I watch them furl their banners, and I watch the thick crowd that envelops the central nave as votaries pay their homage to the Queen with a kiss on the image’s foot. I notice Herald friends reacquaint themselves in the side aisles, parents chat with tunicked daughters, exchanges of smiles and laughter, a bobbed head. Little fragments of other peoples’ lives slip past me in a foreign language. The Oratorian in his elegant high white collar seems to be rearranging the chairs in the sanctuary.
I watch the girl Heralds gather in little conversational knots, lovely to behold in their casual innocence. They seem more animated, human in their conversation. Their features seem more individual now despite their uniforms and identically pulled-back glossy dark hair. Some are pale and delicate, even northern and freckled, others strong-featured and olive. Straight teeth, crooked teeth, touches of charming irregularity. All seem small and lean in their magisterial garb. A pair sit in one side chapel and strike their chests in some curious penitential exercise and then go back to gossiping, eyes swiveling over the chapel’s intricately-painted vaults.

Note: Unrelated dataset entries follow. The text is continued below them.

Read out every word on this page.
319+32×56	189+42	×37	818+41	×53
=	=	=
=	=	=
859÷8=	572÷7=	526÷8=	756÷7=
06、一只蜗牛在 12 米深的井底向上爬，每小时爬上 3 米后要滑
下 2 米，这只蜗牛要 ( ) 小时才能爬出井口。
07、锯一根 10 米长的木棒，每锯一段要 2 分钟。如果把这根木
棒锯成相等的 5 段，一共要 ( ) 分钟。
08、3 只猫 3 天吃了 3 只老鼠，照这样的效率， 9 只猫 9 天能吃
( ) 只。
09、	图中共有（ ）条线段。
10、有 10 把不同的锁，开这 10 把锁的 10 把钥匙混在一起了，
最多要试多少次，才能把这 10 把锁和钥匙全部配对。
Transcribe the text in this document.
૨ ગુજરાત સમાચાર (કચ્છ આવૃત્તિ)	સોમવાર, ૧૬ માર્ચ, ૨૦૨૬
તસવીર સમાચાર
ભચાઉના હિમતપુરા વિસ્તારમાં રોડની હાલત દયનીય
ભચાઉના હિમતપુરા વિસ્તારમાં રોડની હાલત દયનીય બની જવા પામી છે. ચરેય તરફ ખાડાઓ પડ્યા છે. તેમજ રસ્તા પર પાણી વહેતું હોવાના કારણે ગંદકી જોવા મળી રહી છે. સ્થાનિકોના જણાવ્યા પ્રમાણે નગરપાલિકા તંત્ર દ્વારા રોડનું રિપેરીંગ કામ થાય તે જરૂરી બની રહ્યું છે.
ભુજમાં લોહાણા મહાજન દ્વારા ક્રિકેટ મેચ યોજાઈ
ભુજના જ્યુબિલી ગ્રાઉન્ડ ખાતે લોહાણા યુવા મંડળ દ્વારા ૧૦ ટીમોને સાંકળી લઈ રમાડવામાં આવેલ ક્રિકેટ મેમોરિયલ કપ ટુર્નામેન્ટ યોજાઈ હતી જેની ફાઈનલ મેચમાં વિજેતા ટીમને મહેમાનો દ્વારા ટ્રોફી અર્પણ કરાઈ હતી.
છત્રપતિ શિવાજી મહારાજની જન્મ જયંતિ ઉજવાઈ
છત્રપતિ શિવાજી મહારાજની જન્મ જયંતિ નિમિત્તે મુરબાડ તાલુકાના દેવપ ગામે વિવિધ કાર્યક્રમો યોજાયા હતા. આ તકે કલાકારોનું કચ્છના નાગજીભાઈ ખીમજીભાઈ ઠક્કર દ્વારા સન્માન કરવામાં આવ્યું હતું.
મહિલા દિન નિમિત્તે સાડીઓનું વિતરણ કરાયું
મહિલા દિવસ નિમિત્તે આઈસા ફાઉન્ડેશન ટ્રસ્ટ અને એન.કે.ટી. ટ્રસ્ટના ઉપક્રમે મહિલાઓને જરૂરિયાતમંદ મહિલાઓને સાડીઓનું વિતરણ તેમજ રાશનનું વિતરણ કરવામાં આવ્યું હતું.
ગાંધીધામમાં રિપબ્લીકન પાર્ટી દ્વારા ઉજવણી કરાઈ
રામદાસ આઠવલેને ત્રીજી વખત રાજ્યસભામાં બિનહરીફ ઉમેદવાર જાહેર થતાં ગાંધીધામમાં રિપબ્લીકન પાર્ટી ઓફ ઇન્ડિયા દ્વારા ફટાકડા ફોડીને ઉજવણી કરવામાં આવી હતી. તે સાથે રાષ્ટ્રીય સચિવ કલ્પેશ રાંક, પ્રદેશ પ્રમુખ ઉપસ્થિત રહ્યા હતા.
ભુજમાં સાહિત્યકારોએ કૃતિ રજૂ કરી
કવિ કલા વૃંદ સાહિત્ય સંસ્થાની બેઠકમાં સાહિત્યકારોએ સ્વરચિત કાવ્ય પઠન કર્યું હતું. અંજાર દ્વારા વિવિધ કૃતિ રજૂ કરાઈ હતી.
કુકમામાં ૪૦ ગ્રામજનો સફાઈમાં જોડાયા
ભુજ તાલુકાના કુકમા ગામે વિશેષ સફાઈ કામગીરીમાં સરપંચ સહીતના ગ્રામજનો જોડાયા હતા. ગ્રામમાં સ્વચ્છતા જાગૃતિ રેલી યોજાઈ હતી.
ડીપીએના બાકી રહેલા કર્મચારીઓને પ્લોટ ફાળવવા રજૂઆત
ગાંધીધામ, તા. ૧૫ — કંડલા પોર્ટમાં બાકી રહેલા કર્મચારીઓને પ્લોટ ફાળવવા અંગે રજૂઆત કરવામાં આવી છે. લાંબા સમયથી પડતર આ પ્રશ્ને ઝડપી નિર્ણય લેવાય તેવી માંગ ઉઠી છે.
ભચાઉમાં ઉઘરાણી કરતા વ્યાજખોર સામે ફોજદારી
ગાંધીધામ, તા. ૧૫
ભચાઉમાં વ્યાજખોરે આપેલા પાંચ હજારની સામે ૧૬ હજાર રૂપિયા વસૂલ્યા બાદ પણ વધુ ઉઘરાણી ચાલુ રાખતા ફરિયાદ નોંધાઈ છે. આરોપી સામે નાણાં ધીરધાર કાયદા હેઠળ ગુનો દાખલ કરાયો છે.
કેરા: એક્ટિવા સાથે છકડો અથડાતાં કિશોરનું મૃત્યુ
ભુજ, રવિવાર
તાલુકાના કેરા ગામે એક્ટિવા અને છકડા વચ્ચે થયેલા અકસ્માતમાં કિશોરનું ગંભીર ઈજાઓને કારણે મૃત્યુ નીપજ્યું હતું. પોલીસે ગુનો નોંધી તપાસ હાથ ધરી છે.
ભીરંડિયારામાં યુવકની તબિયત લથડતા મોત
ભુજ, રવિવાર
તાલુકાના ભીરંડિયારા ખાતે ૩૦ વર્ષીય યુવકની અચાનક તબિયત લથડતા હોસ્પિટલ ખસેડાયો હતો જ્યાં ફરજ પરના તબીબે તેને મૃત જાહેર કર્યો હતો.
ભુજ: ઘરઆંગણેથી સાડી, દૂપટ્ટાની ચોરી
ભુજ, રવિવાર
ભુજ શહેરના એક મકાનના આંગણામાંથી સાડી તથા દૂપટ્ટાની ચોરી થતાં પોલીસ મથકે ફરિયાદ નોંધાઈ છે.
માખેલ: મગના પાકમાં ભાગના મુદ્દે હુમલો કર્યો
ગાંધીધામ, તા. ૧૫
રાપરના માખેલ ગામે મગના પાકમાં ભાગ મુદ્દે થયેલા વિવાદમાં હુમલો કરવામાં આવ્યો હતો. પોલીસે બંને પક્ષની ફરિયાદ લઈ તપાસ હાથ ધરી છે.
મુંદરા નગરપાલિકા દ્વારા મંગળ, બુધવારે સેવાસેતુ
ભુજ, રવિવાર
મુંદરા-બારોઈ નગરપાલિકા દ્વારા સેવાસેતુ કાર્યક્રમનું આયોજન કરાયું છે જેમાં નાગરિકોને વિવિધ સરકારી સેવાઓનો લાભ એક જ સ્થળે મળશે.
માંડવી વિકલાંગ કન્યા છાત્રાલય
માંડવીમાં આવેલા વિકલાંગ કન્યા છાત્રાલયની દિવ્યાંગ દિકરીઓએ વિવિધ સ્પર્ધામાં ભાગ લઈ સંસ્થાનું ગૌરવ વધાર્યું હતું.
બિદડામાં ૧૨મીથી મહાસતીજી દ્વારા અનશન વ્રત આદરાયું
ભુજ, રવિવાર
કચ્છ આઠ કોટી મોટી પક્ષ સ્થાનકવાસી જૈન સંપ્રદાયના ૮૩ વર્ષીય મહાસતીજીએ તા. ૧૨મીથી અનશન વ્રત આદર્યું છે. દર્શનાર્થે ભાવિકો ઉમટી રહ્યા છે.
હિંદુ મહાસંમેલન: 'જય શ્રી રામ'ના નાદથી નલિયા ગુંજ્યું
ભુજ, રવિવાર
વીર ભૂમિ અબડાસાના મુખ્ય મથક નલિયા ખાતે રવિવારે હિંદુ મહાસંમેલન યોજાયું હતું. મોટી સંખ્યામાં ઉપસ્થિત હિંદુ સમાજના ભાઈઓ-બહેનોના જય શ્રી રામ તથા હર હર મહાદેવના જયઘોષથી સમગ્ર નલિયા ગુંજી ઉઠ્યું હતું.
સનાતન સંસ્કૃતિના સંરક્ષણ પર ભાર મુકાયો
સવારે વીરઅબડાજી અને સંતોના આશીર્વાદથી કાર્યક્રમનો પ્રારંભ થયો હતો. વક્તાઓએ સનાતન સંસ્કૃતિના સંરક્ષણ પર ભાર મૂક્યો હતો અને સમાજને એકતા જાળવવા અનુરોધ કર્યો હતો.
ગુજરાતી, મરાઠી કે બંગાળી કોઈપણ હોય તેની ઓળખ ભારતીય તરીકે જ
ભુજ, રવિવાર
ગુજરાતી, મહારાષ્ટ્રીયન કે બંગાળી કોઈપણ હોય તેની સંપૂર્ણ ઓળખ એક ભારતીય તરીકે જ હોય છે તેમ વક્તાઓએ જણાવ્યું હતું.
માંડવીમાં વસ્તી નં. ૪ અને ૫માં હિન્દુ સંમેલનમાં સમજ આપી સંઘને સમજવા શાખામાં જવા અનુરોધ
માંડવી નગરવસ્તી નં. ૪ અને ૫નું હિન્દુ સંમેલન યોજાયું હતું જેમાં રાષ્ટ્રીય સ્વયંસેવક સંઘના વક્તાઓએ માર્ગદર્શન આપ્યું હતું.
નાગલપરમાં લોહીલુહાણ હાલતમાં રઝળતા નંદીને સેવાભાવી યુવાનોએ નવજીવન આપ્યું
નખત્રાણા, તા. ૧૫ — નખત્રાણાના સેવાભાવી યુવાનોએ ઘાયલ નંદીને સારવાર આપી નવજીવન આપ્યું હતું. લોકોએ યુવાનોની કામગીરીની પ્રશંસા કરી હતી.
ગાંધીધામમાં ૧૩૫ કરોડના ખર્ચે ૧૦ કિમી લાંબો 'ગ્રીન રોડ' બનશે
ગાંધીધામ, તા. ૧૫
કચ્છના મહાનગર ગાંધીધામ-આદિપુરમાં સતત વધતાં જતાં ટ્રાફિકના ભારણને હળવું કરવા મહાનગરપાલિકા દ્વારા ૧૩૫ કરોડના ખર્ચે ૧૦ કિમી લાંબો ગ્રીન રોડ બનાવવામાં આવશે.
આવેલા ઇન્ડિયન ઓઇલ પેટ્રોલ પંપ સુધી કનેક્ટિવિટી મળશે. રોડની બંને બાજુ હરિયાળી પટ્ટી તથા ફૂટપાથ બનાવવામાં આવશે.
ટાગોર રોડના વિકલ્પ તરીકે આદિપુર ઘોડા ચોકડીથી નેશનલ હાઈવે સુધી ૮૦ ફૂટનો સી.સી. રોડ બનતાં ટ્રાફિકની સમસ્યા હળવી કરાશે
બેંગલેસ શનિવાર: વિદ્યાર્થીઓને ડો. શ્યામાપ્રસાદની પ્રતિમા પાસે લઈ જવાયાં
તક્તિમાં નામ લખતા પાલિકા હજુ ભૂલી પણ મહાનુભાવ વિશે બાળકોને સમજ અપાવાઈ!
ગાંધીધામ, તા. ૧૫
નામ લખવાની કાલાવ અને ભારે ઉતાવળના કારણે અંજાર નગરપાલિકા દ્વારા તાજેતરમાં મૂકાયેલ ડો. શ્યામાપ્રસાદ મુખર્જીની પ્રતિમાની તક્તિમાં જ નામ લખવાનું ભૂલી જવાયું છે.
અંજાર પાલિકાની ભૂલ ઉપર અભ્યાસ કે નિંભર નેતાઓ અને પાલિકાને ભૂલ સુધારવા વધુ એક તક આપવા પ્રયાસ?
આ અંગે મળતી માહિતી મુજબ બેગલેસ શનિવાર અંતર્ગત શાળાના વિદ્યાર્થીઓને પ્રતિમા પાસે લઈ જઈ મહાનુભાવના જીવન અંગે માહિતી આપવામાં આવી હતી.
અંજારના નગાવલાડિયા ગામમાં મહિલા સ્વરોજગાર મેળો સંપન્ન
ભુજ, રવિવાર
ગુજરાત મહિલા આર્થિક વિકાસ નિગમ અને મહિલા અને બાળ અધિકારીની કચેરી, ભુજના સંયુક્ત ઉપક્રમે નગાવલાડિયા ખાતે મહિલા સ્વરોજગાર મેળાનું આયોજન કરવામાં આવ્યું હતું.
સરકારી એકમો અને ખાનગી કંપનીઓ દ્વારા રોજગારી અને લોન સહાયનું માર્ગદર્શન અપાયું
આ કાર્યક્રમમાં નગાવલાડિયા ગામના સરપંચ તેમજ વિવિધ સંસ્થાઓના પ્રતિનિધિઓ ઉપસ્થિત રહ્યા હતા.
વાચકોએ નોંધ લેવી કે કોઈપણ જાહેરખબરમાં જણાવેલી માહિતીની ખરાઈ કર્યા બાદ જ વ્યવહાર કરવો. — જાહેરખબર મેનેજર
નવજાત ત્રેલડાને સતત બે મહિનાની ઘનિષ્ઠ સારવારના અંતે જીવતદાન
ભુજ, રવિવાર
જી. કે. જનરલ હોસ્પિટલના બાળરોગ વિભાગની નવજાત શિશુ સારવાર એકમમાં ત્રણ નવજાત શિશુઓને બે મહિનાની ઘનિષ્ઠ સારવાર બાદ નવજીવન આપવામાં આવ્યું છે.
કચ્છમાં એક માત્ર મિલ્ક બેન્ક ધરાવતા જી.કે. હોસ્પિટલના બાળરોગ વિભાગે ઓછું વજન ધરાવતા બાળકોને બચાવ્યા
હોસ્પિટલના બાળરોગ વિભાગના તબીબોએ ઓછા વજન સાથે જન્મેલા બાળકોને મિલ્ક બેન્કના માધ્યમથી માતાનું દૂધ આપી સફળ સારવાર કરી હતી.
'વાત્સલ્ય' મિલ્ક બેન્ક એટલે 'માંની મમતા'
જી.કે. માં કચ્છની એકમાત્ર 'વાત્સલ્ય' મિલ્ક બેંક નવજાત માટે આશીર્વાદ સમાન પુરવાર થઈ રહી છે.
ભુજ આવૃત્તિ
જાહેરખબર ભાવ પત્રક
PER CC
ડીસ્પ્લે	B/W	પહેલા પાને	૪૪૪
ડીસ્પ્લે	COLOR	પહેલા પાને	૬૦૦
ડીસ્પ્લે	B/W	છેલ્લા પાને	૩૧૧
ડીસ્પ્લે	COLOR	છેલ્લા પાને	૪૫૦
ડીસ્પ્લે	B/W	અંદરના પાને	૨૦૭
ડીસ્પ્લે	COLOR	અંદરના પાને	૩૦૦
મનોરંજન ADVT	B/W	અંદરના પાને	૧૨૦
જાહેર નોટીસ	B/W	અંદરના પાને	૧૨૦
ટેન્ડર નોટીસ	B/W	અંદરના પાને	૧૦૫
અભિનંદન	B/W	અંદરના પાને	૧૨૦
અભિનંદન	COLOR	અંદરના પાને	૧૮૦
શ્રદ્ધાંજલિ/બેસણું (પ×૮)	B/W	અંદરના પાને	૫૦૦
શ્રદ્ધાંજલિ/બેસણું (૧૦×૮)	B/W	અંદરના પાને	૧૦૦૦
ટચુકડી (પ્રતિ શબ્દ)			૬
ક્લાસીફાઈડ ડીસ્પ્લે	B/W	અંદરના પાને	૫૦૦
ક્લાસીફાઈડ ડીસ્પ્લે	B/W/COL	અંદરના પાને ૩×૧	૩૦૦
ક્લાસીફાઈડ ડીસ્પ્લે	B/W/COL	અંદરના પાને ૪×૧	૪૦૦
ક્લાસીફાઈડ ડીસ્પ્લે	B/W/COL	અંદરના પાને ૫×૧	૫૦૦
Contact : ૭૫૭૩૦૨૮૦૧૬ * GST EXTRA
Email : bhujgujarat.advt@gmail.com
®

Meanwhile, the young men and the older Heralds greet one another or gawk animatedly at a lurid wax virgin-martyr displayed in the curve of a niche. One novice in a pale brown tunic, hooks a caped blue uniform cloak over his robe and looks about for parent or brothers. Two others, flanking the statue as the Queen’s guard, exchange whispered confidences behind the Virgin’s back. It is the most pleasant thing in the world to sit here and watch these young spirits.
I was distant, separated by nationality and language, but I felt close to these young people, united by an ancient faith and a common mind. I only wished I could hear it, hear those common words, those eccentric Catholic Nerd jokes or bold promises of Marian loyalty from their lips, to hear and to understand it. But there was a language between us, and so I am content to commune silently, to drink it in, and to savor this Catholic splendor before it flickers into a faded memory.
Though I get the courage to tell one of the girls “Canta bene” and she says grazie and I am willing to leave it at that.
And then I turn my attention to the Queen once again. The line of votaries is just beginning to shorten, but it’s growing even darker outside and I don’t know the neighborhood well. It looks like it will be a while. I kneel and say a brief prayer to Her and Her Son, and slip back into the evening from whence I came. I am still ecstatic with excitement at this world of knightly pledges to the real, queenly dignity of this celestial Virgin.
I am still somewhat confused as to who these modern-day knights in their boots and tabards are, whether local or worldwide, lay or professed, but nonetheless tonight I have seen enough to fill volumes. The drums still roll in my ears, and my knees are weak, my head vague with giddy excitement at the triumph of the Virgin. I take one final glance at the window-pierced dome of the lofty church as I stand out on the piazza sidewalk beyond.
It was, by far, the best evening I have spent in Rome.